Flächenland
Flächenland für Gläubige

von

Yavuz Özoguz

und

Huseyin Özoguz

Inhaltsverzeichnis

Ein Fremder aus Raumland

Von Träumen gehe ich zu Tatsachen über. Es war ein trauriger Tag. An dem Tag war eine der heiligsten Persönlichkeiten unserer Generation verstorben. Ich saß neben meiner Frau und dachte über die Ereignisse des vergangenen und die Aussichten des kommenden Jahres nach, über das kommende Jahrzehnt, das kommende Jahrhundert, das bevorstehende Jahrtausend. Wenn ich sage „saß“, so meine ich damit natürlich nicht irgendeine Änderung der Haltung, wie bei Ihnen in Raumland; denn da wir keine Füße haben, können wir ebenso wenig „sitzen“ oder „stehen“ in Ihrem Sinne. Nichtsdestoweniger kennen wir doch die verschiedenen geistigen Willenszustände sehr genau, die mit „Liegen“, „Sitzen“ und „Stehen“ verbunden sind; in einem gewissen Grade zeigen sie sich dem Beschauer durch eine schwache Zunahme des Leuchtens an, die der Zunahme der Willensanstrengung entspricht. Aber bei diesen und tausend anderen Themen zu verweilen, verbietet mir die Zeit und die Aufmerksamkeit des Lesers, der ja auf das Wesentliche kommen möchte.

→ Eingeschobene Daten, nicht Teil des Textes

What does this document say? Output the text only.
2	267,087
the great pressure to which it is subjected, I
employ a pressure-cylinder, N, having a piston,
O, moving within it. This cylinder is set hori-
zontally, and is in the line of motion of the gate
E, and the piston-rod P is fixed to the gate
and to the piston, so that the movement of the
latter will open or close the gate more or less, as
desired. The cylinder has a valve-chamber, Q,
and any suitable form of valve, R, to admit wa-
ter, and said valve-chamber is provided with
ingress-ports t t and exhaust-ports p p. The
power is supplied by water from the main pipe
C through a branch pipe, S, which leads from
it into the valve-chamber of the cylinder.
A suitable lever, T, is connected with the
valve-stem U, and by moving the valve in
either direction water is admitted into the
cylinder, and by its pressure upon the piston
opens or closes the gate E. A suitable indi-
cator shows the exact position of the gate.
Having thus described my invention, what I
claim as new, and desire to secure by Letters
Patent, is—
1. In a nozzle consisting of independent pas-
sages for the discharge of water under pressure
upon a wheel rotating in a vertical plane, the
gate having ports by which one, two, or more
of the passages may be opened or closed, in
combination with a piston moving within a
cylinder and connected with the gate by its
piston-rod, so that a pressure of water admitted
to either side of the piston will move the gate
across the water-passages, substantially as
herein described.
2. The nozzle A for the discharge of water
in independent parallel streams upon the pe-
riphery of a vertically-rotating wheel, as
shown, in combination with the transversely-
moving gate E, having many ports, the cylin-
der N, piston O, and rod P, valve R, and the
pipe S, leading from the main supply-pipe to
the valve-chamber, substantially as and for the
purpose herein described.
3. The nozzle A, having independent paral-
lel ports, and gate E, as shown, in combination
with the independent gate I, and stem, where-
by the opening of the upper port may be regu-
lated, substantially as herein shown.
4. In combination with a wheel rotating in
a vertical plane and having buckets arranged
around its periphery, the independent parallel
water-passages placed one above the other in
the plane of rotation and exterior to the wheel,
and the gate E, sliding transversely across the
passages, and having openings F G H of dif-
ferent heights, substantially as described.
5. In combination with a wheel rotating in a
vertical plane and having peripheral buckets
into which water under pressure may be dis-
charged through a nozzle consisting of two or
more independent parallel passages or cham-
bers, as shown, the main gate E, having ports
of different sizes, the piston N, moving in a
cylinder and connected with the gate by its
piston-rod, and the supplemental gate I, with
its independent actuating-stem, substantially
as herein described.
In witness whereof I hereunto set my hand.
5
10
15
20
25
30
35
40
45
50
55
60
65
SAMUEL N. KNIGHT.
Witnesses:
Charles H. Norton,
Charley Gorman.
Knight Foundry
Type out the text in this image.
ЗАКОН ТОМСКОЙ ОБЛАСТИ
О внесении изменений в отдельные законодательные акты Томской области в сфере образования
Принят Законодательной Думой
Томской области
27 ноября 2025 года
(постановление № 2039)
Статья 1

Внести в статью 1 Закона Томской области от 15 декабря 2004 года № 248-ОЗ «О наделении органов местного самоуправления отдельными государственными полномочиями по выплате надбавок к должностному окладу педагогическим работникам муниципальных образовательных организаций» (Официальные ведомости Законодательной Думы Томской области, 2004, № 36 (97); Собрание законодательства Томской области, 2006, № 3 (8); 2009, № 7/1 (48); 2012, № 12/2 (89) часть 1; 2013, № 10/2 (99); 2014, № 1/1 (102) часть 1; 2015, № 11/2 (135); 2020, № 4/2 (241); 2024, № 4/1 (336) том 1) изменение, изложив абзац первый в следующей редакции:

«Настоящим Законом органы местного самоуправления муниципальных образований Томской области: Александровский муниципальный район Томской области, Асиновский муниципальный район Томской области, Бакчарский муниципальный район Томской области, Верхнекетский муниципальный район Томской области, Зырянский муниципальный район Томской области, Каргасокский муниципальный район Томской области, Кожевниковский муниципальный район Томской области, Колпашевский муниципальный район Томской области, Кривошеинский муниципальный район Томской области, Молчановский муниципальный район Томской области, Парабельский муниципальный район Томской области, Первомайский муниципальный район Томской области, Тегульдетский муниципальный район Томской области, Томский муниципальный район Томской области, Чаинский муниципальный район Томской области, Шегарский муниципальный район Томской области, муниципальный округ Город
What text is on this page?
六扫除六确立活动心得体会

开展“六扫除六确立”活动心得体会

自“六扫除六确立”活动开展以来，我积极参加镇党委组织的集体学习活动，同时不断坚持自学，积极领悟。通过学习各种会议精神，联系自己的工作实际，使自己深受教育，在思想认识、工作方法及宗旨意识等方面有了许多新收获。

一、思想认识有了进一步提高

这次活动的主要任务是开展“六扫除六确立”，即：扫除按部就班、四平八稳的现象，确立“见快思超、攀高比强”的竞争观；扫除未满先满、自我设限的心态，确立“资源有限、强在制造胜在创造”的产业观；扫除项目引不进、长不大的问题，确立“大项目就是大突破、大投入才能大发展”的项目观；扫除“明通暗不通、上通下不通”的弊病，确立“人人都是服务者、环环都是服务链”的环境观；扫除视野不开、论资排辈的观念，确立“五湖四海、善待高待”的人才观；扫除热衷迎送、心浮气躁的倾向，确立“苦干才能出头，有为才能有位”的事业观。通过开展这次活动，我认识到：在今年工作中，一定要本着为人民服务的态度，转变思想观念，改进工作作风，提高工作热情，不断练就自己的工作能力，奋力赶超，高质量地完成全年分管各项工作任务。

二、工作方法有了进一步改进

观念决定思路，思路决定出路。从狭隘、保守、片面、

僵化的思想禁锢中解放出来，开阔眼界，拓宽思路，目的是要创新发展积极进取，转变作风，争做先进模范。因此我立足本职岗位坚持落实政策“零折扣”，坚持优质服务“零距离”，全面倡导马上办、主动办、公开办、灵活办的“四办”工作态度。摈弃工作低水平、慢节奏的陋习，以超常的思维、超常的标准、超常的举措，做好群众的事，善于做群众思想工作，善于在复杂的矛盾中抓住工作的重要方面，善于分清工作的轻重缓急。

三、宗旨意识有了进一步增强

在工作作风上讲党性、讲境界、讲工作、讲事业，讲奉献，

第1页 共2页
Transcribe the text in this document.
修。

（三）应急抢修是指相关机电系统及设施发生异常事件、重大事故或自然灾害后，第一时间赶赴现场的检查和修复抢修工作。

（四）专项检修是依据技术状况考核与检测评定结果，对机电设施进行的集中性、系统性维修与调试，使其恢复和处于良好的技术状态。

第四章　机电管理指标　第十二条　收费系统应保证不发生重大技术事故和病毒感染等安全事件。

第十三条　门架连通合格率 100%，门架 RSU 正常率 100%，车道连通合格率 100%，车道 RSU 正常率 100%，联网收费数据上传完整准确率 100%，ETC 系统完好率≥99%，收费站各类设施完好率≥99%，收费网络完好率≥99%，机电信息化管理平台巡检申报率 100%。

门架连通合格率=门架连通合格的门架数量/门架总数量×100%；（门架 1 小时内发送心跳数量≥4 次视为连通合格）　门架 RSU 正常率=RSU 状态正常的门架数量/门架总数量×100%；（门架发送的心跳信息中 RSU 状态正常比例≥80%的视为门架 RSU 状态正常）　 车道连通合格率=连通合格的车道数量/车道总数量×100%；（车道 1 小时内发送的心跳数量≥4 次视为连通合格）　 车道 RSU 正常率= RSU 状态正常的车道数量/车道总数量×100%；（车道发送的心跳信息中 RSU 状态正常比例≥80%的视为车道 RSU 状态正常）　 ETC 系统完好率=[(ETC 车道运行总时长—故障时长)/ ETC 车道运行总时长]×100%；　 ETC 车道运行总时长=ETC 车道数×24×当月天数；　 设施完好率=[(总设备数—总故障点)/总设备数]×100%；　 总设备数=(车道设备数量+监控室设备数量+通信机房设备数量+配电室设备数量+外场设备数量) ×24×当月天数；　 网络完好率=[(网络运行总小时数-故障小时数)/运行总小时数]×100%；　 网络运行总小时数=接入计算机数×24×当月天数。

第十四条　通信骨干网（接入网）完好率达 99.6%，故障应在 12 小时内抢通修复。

Ich war in Gedanken vertieft und erwog in meinem Sinn einige Worte, die gelegentlich mein jüngster Enkel, geäußert hatte, inzwischen ein stattliches dünnes Rechteck von ungewöhnlichen Fähigkeiten, eines Tages ein Kreis zu werden. Seine Onkel und ich waren dabei gewesen, zusammen unsere täglichen Übungsstunden im Seherkennen zu wiederholen, indem wir uns um unsere Mittelpunkte drehten, einmal schnell, dann wieder langsamer, und einander nach unseren Stellungen fragten. Der Fleiß meines Enkels in allen Belangen und seine Güte waren so zufrieden stellend gewesen, dass ich mich bewogen fühlte, ihn zu belohnen, indem ich ihm einige Winke aus der Arithmetik gab, die in der Geometrie anwendbar sind. Ich hatte neun Quadrate genommen, jedes einen Zentimeter lang und breit, und hatte sie so zusammengestellt, dass sie ein großes Quadrat bildeten, mit einer Seite von drei Zentimetern, und daraus hatte ich meinem Enkel bewiesen, dass obwohl es für uns unmöglich war, das Innere des Quadrates zu sehen, wir doch die Anzahl von Quadratzentimetern in einem Quadrat feststellen könnten, indem wir einfach die Zahl der Zentimeter einer Seite quadrierten. „Und so“, sagte ich, „wissen wir, dass falls 9 die Zahl der Quadratzentimeter in einem Quadrat darstellt, dessen Seite 3 Zentimeter lang sein muss.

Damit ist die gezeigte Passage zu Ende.